When running Shopify's price analysis, check to measure Shopify's market volatility, profitability, liquidity, solvency, efficiency, growth potential, financial leverage, and other vital indicators. We have many different tools that can be utilized to determine how healthy Shopify is operating at the current time. Most of Shopify's value examination focuses on studying past and present price action to predict the probability of Shopify's future price movements. You can analyze the entity against its peers and the financial market as a whole to determine factors that move Shopify's price. Additionally, you may evaluate how the addition of Shopify to your portfolios can decrease your overall portfolio volatility.
Earnings Calls
Check upcoming earnings announcements updated hourly across public exchanges
Bollinger Bands
Use Bollinger Bands indicator to analyze target price for a given investing horizon
Money Managers
Screen money managers from public funds and ETFs managed around the world
Portfolio Center
All portfolio management and optimization tools to improve performance of your portfolios
Pair Correlation
Compare performance and examine fundamental relationship between any two equity instruments
Pattern Recognition
Use different Pattern Recognition models to time the market across multiple global exchanges
Financial Widgets
Easily integrated Macroaxis content with over 30 different plug-and-play financial widgets
Portfolio Optimization
Compute new portfolio that will generate highest expected return given your specified tolerance for risk
Price Exposure Probability
Analyze equity upside and downside potential for a given time horizon across multiple markets
Is Shopify's industry expected to grow? Or is there an opportunity to expand the business' product line in the future? Factors like these will boost the valuation of Shopify. If investors know Shopify will grow in the future, the company's valuation will be higher. The financial industry is built on trying to define current growth potential and future valuation accurately. All the valuation information about Shopify listed above have to be considered, but the key to understanding future value is determining which factors weigh more heavily than others.
Quarterly Earnings Growth
4.858
Earnings Share
0.1
Revenue Per Share
5.509
Quarterly Revenue Growth
0.236
Return On Assets
0.0147
The market value of Shopify is measured differently than its book value, which is the value of Shopify that is recorded on the company's balance sheet. Investors also form their own opinion of Shopify's value that differs from its market value or its book value, called intrinsic value, which is Shopify's true underlying value. Investors use various methods to calculate intrinsic value and buy a stock when its market value falls below its intrinsic value. Because Shopify's market value can be influenced by many factors that don't directly affect Shopify's underlying business (such as a pandemic or basic market pessimism), market value can vary widely from intrinsic value.
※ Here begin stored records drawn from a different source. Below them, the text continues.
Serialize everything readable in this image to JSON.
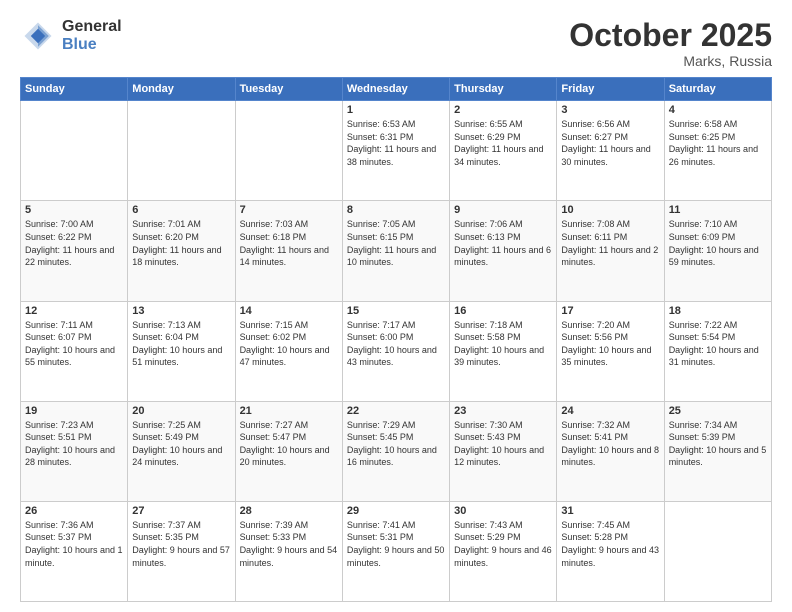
{
  "header": {
    "logo_general": "General",
    "logo_blue": "Blue",
    "month": "October 2025",
    "location": "Marks, Russia"
  },
  "weekdays": [
    "Sunday",
    "Monday",
    "Tuesday",
    "Wednesday",
    "Thursday",
    "Friday",
    "Saturday"
  ],
  "weeks": [
    [
      {
        "day": "",
        "sunrise": "",
        "sunset": "",
        "daylight": "",
        "empty": true
      },
      {
        "day": "",
        "sunrise": "",
        "sunset": "",
        "daylight": "",
        "empty": true
      },
      {
        "day": "",
        "sunrise": "",
        "sunset": "",
        "daylight": "",
        "empty": true
      },
      {
        "day": "1",
        "sunrise": "Sunrise: 6:53 AM",
        "sunset": "Sunset: 6:31 PM",
        "daylight": "Daylight: 11 hours and 38 minutes."
      },
      {
        "day": "2",
        "sunrise": "Sunrise: 6:55 AM",
        "sunset": "Sunset: 6:29 PM",
        "daylight": "Daylight: 11 hours and 34 minutes."
      },
      {
        "day": "3",
        "sunrise": "Sunrise: 6:56 AM",
        "sunset": "Sunset: 6:27 PM",
        "daylight": "Daylight: 11 hours and 30 minutes."
      },
      {
        "day": "4",
        "sunrise": "Sunrise: 6:58 AM",
        "sunset": "Sunset: 6:25 PM",
        "daylight": "Daylight: 11 hours and 26 minutes."
      }
    ],
    [
      {
        "day": "5",
        "sunrise": "Sunrise: 7:00 AM",
        "sunset": "Sunset: 6:22 PM",
        "daylight": "Daylight: 11 hours and 22 minutes."
      },
      {
        "day": "6",
        "sunrise": "Sunrise: 7:01 AM",
        "sunset": "Sunset: 6:20 PM",
        "daylight": "Daylight: 11 hours and 18 minutes."
      },
      {
        "day": "7",
        "sunrise": "Sunrise: 7:03 AM",
        "sunset": "Sunset: 6:18 PM",
        "daylight": "Daylight: 11 hours and 14 minutes."
      },
      {
        "day": "8",
        "sunrise": "Sunrise: 7:05 AM",
        "sunset": "Sunset: 6:15 PM",
        "daylight": "Daylight: 11 hours and 10 minutes."
      },
      {
        "day": "9",
        "sunrise": "Sunrise: 7:06 AM",
        "sunset": "Sunset: 6:13 PM",
        "daylight": "Daylight: 11 hours and 6 minutes."
      },
      {
        "day": "10",
        "sunrise": "Sunrise: 7:08 AM",
        "sunset": "Sunset: 6:11 PM",
        "daylight": "Daylight: 11 hours and 2 minutes."
      },
      {
        "day": "11",
        "sunrise": "Sunrise: 7:10 AM",
        "sunset": "Sunset: 6:09 PM",
        "daylight": "Daylight: 10 hours and 59 minutes."
      }
    ],
    [
      {
        "day": "12",
        "sunrise": "Sunrise: 7:11 AM",
        "sunset": "Sunset: 6:07 PM",
        "daylight": "Daylight: 10 hours and 55 minutes."
      },
      {
        "day": "13",
        "sunrise": "Sunrise: 7:13 AM",
        "sunset": "Sunset: 6:04 PM",
        "daylight": "Daylight: 10 hours and 51 minutes."
      },
      {
        "day": "14",
        "sunrise": "Sunrise: 7:15 AM",
        "sunset": "Sunset: 6:02 PM",
        "daylight": "Daylight: 10 hours and 47 minutes."
      },
      {
        "day": "15",
        "sunrise": "Sunrise: 7:17 AM",
        "sunset": "Sunset: 6:00 PM",
        "daylight": "Daylight: 10 hours and 43 minutes."
      },
      {
        "day": "16",
        "sunrise": "Sunrise: 7:18 AM",
        "sunset": "Sunset: 5:58 PM",
        "daylight": "Daylight: 10 hours and 39 minutes."
      },
      {
        "day": "17",
        "sunrise": "Sunrise: 7:20 AM",
        "sunset": "Sunset: 5:56 PM",
        "daylight": "Daylight: 10 hours and 35 minutes."
      },
      {
        "day": "18",
        "sunrise": "Sunrise: 7:22 AM",
        "sunset": "Sunset: 5:54 PM",
        "daylight": "Daylight: 10 hours and 31 minutes."
      }
    ],
    [
      {
        "day": "19",
        "sunrise": "Sunrise: 7:23 AM",
        "sunset": "Sunset: 5:51 PM",
        "daylight": "Daylight: 10 hours and 28 minutes."
      },
      {
        "day": "20",
        "sunrise": "Sunrise: 7:25 AM",
        "sunset": "Sunset: 5:49 PM",
        "daylight": "Daylight: 10 hours and 24 minutes."
      },
      {
        "day": "21",
        "sunrise": "Sunrise: 7:27 AM",
        "sunset": "Sunset: 5:47 PM",
        "daylight": "Daylight: 10 hours and 20 minutes."
      },
      {
        "day": "22",
        "sunrise": "Sunrise: 7:29 AM",
        "sunset": "Sunset: 5:45 PM",
        "daylight": "Daylight: 10 hours and 16 minutes."
      },
      {
        "day": "23",
        "sunrise": "Sunrise: 7:30 AM",
        "sunset": "Sunset: 5:43 PM",
        "daylight": "Daylight: 10 hours and 12 minutes."
      },
      {
        "day": "24",
        "sunrise": "Sunrise: 7:32 AM",
        "sunset": "Sunset: 5:41 PM",
        "daylight": "Daylight: 10 hours and 8 minutes."
      },
      {
        "day": "25",
        "sunrise": "Sunrise: 7:34 AM",
        "sunset": "Sunset: 5:39 PM",
        "daylight": "Daylight: 10 hours and 5 minutes."
      }
    ],
    [
      {
        "day": "26",
        "sunrise": "Sunrise: 7:36 AM",
        "sunset": "Sunset: 5:37 PM",
        "daylight": "Daylight: 10 hours and 1 minute."
      },
      {
        "day": "27",
        "sunrise": "Sunrise: 7:37 AM",
        "sunset": "Sunset: 5:35 PM",
        "daylight": "Daylight: 9 hours and 57 minutes."
      },
      {
        "day": "28",
        "sunrise": "Sunrise: 7:39 AM",
        "sunset": "Sunset: 5:33 PM",
        "daylight": "Daylight: 9 hours and 54 minutes."
      },
      {
        "day": "29",
        "sunrise": "Sunrise: 7:41 AM",
        "sunset": "Sunset: 5:31 PM",
        "daylight": "Daylight: 9 hours and 50 minutes."
      },
      {
        "day": "30",
        "sunrise": "Sunrise: 7:43 AM",
        "sunset": "Sunset: 5:29 PM",
        "daylight": "Daylight: 9 hours and 46 minutes."
      },
      {
        "day": "31",
        "sunrise": "Sunrise: 7:45 AM",
        "sunset": "Sunset: 5:28 PM",
        "daylight": "Daylight: 9 hours and 43 minutes."
      },
      {
        "day": "",
        "sunrise": "",
        "sunset": "",
        "daylight": "",
        "empty": true
      }
    ]
  ]
}
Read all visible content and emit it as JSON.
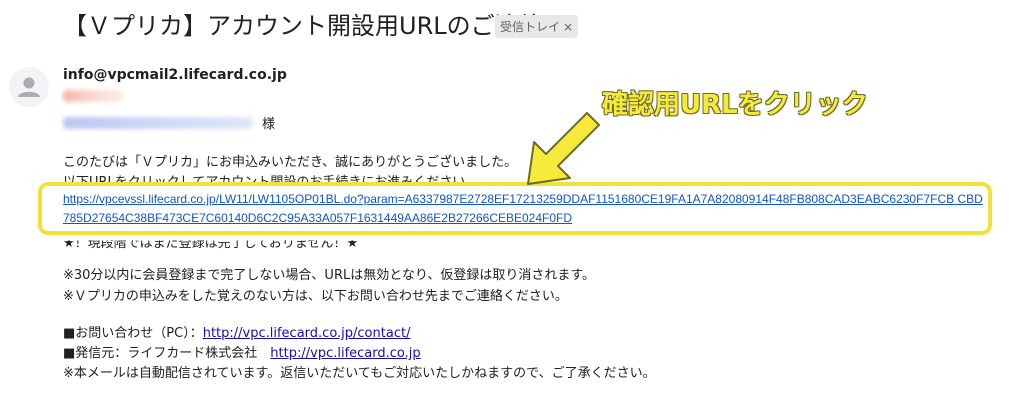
{
  "email": {
    "subject": "【Ｖプリカ】アカウント開設用URLのご連絡",
    "label_badge": "受信トレイ",
    "label_close": "×",
    "sender": "info@vpcmail2.lifecard.co.jp",
    "honorific": "様",
    "greeting": "このたびは「Ｖプリカ」にお申込みいただき、誠にありがとうございました。",
    "instruction_partial": "以下URLをクリックしてアカウント開設のお手続きにお進みください。",
    "link_line1": "https://vpcevssl.lifecard.co.jp/LW11/LW1105OP01BL.do?param=A6337987E2728EF17213259DDAF1151680CE19FA1A7A82080914F48FB808CAD3EABC6230F7FCB CBD",
    "link_line2": "785D27654C38BF473CE7C60140D6C2C95A33A057F1631449AA86E2B27266CEBE024F0FD",
    "note_partial": "★！現段階ではまだ登録は完了しておりません！★",
    "notice1": "※30分以内に会員登録まで完了しない場合、URLは無効となり、仮登録は取り消されます。",
    "notice2": "※Ｖプリカの申込みをした覚えのない方は、以下お問い合わせ先までご連絡ください。",
    "contact_label": "■お問い合わせ（PC）：",
    "contact_url": "http://vpc.lifecard.co.jp/contact/",
    "from_label": "■発信元：ライフカード株式会社　",
    "from_url": "http://vpc.lifecard.co.jp",
    "auto_notice": "※本メールは自動配信されています。返信いただいてもご対応いたしかねますので、ご了承ください。"
  },
  "annotation": {
    "callout_text": "確認用URLをクリック",
    "highlight_color": "#efe33b"
  },
  "colors": {
    "link": "#1155cc",
    "text": "#202124",
    "badge_bg": "#e8e8e8"
  }
}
Please note, there is a significant difference between Shopify's value and its price as these two are different measures arrived at by different means. Investors typically determine if Shopify is a good investment by looking at such factors as earnings, sales, fundamental and technical indicators, competition as well as analyst projections. However, Shopify's price is the amount at which it trades on the open market and represents the number that a seller and buyer find agreeable to each party.